Bu sömürgeci sansür, Siyonist hedeflere yönelik bir propaganda montaj hattını andıran bir çevrim içi ortam yaratıyor. Sömürgeci devlet direktifler yayımlıyor, İsrail askerleri vahşet işliyor ve kanıtları internette yayımlıyor, İsrail ise kontrolsüz hareket etmeye devam etmek için yalanlar uyduruyor. 

Dezenformasyon ve propaganda

Sosyal medya akışlarında çeşitli bilgi kaynaklarına maruz kalmayanlar için - yankı odalarında sıkışıp kalanlar için - dezenformasyon ve propagandanın etkilerini, haberler daha sonra geri çekilse bile tersine çevirmek zor.

Yavaş yavaş dezenformasyon toplanıyor ve meşrulaştırılıyor, savaş suçları normalleştiriliyor, bahaneler üretiliyor ve daha fazla Filistinli öldürülüyor. Tüm bunlar olurken İsrail uluslararası alanda sömürgeci mikro-aktörlere ilham vermeye ve Filistinlilerin katledilmesini dünyaya haklı göstermeye devam ediyor.

Bu sanal bir süreç olsa da, Siyonizmin küresel yayılımı kaçınılmaz olarak İsrail yanlısı gösteriler ve Filistinlilere yönelik saldırılarla gerçekliğe sızıyor.

Aynı zamanda, Siyonist yankı odalarının yaygınlığına rağmen, Filistinlilerin kurtuluşuna yönelik önemli bir anti-sömürgeci dönüş olmuş gibi görünüyor. Bazıları, ABD'de TikTok'u yasaklamayı amaçlayan yasal değişikliklerin, platformda İsrail'e yönelik eleştirileri sınırlamayı amaçladığını ve kamuoyundaki değişim için uygulamayı kredilendirdiğini düşünüyor. Instagram da, ayar manuel olarak değiştirilmediği sürece siyasi içeriği otomatik olarak sınırlayan bir güncelleme getirdi.

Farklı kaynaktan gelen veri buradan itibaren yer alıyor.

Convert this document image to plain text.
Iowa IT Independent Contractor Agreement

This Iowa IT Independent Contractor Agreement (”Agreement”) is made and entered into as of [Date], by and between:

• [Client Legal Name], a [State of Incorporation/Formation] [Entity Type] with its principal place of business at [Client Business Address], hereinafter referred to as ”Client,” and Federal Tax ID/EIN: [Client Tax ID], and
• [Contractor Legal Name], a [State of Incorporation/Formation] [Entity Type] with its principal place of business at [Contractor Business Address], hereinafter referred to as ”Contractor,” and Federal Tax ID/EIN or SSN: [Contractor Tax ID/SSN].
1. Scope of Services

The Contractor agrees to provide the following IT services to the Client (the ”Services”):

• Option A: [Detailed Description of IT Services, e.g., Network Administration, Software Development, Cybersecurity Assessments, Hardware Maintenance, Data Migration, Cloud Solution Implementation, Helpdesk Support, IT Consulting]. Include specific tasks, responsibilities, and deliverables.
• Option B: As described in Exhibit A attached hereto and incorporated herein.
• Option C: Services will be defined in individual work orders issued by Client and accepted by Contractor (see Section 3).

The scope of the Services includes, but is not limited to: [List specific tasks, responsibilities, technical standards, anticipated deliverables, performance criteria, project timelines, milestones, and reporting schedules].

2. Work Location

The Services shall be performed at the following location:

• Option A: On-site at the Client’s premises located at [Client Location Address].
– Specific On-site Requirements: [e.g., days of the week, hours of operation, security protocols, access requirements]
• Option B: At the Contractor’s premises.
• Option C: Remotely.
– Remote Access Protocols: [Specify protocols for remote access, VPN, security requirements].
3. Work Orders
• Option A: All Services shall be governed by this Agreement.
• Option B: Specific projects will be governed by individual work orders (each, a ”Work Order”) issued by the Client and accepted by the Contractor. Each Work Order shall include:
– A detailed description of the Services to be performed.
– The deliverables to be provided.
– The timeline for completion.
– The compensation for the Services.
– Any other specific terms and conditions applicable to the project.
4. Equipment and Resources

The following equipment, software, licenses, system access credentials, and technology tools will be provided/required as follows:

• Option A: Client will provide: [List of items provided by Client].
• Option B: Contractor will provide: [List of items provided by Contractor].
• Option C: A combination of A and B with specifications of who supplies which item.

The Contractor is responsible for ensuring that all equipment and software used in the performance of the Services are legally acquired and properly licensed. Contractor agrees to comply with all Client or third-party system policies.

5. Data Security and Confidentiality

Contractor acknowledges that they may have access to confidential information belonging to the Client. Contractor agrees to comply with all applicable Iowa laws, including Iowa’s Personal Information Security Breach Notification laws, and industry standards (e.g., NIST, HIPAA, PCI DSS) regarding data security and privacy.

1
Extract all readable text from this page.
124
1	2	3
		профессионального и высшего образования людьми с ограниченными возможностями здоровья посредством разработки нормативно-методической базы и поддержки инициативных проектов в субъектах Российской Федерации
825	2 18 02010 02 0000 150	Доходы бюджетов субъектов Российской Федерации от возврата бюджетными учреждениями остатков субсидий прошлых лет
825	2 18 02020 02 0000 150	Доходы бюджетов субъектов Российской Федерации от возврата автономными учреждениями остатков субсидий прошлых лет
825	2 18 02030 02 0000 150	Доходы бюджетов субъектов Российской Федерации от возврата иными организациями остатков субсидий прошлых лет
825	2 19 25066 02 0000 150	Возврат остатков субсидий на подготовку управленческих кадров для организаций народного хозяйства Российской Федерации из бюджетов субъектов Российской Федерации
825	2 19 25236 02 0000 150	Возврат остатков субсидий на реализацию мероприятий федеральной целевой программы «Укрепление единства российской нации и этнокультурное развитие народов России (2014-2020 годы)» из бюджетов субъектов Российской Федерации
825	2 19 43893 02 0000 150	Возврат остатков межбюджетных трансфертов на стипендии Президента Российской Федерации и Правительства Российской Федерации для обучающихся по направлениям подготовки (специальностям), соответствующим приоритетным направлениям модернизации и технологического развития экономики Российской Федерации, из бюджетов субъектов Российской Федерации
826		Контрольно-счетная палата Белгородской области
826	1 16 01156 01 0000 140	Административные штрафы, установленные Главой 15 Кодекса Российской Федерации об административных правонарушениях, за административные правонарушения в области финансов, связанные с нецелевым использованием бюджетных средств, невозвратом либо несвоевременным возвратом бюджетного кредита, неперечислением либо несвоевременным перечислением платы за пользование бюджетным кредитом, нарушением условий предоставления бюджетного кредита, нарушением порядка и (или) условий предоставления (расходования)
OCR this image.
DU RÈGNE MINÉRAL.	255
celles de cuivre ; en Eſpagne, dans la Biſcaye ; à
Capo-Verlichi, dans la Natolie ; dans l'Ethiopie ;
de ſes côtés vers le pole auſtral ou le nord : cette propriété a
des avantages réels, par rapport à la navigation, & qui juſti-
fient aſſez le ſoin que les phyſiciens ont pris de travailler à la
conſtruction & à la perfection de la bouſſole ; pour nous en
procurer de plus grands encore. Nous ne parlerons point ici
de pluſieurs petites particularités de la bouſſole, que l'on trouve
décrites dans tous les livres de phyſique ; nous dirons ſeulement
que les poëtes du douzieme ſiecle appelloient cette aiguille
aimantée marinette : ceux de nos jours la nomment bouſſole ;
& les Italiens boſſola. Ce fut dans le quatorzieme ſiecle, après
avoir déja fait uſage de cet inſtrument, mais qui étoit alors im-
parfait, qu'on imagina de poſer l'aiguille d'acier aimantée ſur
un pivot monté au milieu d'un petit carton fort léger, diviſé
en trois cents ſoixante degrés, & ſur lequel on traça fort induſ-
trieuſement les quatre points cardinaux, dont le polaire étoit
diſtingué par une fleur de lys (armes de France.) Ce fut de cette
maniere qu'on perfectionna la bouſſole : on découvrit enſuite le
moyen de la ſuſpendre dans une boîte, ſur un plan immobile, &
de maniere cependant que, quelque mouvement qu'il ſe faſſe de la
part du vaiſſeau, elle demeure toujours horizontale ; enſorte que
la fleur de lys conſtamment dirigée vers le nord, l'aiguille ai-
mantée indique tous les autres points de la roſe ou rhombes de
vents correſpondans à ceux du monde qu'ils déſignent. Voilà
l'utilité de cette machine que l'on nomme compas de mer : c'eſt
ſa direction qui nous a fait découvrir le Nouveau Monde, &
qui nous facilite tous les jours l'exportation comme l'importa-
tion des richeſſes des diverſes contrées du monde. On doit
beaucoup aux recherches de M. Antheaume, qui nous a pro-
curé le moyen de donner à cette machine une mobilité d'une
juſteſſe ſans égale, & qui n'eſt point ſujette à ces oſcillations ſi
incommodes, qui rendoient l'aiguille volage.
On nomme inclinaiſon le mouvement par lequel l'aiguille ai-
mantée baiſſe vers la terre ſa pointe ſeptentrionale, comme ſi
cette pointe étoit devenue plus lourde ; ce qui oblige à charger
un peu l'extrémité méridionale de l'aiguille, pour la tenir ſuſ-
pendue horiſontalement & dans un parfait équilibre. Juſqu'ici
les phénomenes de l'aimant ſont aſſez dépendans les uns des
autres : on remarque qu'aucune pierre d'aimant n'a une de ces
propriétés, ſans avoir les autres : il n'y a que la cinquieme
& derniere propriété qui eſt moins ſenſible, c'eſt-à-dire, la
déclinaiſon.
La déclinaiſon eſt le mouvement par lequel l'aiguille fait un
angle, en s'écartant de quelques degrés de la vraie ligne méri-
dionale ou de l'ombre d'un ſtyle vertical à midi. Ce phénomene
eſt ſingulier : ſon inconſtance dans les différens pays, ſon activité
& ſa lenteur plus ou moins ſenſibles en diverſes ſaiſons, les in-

Filistin yanlısı sosyal medya içeriğindeki artış ve bu içeriğin yayılmasını önlemeye dönük hamleler, Filistinlilerin kendi kaderlerini tayin etmelerine yönelik kurumsal itirazların altını çiziyor. Daha da önemlisi, Filistin'in özgürleşmesinin yakın olduğunu gösteriyor; aksi takdirde, etkili bir erişim kazanmadıysa, Filistin aktivizmini engellemek için neden karşı dengelemeler uygulansın?

Sosyal medya kullanıcılarının akışlarından geçen dezenformasyona karşı tetikte olmaları mecburidir. Bilgi kaynaklarımızı tarafsızlaştırmaya yönelik ortak bir çaba göstermezsek, yalnızca iğrenç eylemleri meşrulaştırmakla kalmayıp aynı zamanda sömürgeci zihniyeti küresel olarak sürdürmeyi amaçlayan bir ahlakın yayılması riskiyle karşı karşıya kalırız."